The evening of March 26th was an ordinary winter evening cold enough to justify the fireplace to be on. The time though was strangely tangible almost something you could catch in the air if you were fast. I was at home in a room which served as a studio before I moved to my current studio. This was the first evening of the stay at home regulations in Boulder. I found a brown envelop with some prints we had purchased more than a year ago from Japan, which was barely opened since then. I had the time now that we were going to be home for an unknown period of time.
The next few weeks were about seeking new ways to disturb the isolation we were in. I started to communicate with my high school friends more often through WhatsApp, talking about life, short stories and movies.

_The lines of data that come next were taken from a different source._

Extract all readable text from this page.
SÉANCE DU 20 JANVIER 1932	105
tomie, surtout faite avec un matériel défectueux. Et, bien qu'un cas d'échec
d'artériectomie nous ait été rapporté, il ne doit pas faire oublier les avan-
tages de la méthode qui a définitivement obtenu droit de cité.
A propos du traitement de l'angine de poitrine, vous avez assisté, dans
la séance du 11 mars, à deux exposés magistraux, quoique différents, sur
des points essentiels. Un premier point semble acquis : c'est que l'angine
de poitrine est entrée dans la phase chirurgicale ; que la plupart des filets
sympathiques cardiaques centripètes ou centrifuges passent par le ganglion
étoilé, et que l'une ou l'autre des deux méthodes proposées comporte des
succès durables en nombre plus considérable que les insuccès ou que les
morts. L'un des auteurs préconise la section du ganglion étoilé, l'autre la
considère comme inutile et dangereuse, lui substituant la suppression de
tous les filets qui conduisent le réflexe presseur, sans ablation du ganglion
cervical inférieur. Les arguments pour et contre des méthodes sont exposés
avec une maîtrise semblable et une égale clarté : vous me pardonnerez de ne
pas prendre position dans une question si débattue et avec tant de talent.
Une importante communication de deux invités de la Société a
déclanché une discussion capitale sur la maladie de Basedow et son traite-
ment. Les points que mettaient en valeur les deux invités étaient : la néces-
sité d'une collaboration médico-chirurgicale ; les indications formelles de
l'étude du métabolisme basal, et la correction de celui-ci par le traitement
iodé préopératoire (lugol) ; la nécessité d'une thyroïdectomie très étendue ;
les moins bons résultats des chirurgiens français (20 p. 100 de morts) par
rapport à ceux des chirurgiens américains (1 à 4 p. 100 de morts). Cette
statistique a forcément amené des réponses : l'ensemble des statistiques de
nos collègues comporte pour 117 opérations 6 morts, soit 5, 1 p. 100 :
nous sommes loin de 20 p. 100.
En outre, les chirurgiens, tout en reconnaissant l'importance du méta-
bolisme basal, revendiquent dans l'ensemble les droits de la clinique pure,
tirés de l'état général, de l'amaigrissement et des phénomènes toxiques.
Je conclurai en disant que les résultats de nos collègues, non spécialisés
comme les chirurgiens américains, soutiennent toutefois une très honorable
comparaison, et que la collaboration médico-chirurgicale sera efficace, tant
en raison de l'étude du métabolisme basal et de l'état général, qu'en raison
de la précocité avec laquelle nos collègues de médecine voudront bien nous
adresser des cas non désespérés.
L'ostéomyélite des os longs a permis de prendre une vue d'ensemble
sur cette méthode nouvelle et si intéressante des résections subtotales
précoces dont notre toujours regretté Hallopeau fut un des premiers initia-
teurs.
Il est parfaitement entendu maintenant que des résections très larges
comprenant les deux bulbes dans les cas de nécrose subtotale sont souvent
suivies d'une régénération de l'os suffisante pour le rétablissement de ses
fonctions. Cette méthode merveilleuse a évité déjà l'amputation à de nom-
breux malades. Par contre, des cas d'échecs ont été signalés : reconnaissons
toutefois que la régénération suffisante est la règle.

My husband started to have calls with his group every week. With their wine glasses in hand enjoying their connectedness while making the rest of us suffer with their loud laughters. I started to have family gatherings with my mother, sister and brother and their families – each of us as one little square on the iPhone screen.
With this new feeling of connectedness and the desire to be connected with others, I started making drawings of people, 30 of them. Then I connected each drawing to another by a reflective yarn. To me the yarn symbolizes the invisible threads that connect us. These invisible threads become visible during when we experience similar feelings in response to uncertainty, lack of control and this perceived slowness of time. At the moment my Connected installation is on display at the entrance gallery at House of Serein.